Matt Yglesias has a good, spooky column at the American Prospect today on Bush/Cheney/Rumsfeld's Own Private Iraq, free of any unpleasant facts on the ground, or facts in general. As Ron Suskind made clear in his NYT stunner, easy certainty such as that demonstrated by Bush is not a sign of genuine faith, but rather evidence of a total perversion of religious values, which, in one more thoughtful, breeds reflectiveness, moral deliberation, and the capacity for humbleness and doubt (qualities more reflected in fact in Bush's opponent).

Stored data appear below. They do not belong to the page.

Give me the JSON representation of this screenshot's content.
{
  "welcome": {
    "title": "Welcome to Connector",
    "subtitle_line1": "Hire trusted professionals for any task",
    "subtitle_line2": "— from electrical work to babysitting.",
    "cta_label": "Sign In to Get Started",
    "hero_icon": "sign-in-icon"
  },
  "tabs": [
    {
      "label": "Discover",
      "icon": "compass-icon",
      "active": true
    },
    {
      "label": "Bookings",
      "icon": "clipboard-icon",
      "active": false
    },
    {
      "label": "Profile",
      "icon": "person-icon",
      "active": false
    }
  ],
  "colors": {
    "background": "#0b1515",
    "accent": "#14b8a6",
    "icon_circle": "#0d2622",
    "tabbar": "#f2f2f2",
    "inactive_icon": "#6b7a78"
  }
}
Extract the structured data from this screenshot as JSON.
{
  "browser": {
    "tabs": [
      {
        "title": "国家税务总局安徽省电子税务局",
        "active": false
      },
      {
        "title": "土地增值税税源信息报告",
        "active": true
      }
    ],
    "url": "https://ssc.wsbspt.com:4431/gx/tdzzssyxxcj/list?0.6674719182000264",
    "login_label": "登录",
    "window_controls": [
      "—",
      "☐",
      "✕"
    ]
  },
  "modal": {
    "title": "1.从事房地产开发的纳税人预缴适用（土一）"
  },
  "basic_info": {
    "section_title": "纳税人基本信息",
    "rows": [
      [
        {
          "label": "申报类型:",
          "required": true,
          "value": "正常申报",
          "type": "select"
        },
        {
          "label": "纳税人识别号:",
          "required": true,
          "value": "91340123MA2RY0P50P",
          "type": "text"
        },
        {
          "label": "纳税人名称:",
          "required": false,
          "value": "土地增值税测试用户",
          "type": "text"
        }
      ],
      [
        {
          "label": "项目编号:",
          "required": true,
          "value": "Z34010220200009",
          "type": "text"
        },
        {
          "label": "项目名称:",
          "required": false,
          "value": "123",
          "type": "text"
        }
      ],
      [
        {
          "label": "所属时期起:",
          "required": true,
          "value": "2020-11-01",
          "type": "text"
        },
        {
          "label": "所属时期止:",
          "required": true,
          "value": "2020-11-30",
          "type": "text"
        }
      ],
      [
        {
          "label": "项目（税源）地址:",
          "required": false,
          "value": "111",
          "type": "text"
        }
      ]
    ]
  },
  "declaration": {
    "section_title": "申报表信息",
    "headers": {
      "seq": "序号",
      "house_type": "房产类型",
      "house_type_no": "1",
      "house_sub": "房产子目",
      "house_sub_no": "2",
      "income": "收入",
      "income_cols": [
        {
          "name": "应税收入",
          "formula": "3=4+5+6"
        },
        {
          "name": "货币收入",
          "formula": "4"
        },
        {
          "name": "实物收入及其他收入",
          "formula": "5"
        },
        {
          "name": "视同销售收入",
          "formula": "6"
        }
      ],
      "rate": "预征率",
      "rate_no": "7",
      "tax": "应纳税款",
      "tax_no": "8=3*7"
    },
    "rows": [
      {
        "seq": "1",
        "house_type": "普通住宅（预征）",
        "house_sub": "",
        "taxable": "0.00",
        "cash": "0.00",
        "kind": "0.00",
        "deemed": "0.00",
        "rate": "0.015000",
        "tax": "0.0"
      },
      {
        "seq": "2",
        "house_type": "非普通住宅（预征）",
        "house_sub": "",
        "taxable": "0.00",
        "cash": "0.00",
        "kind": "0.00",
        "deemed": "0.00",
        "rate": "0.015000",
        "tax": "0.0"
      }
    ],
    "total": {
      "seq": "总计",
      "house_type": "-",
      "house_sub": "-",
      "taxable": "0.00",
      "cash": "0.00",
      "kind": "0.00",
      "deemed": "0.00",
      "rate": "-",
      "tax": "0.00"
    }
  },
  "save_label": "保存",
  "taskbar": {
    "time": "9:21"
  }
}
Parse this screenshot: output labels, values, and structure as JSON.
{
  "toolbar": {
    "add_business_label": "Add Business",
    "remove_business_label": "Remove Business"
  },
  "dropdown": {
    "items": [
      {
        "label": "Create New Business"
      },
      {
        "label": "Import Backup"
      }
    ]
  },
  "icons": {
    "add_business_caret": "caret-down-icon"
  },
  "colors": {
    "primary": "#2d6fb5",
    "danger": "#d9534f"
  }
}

Bush practices religion the way he exercises on the treadmill and the way he used to drink - automatically, thoughtlessly, as a way to escape something deeper and absolve himself of responsibility for his own conduct and its consequences. He cheapens it. And as James Wolcott reminds us, the people around Bush trying to telegraph Bush's professions of faith for political gain are hardly saints, and display an unusually deep -- and hardly Christian -- contempt for humanity. As Wolcott reminds us, "Karl Rove's shouting into the telephone about a political operative with whom he was not pleased, 'We will f*** him. We will ruin him. Like no one has ever f***** him.'" He wasn't talking about Saddam Hussein either. Some Christian, huh?

Update: The American Prospect's Ayelish McGarvey has more on Bush's faith as evangelical agit-prop. The Washington Monthly's Amy Sullivan also questioned why Bush who makes such a show of his religious faith doesn't go to church in this piece in The New Republic earlier this month.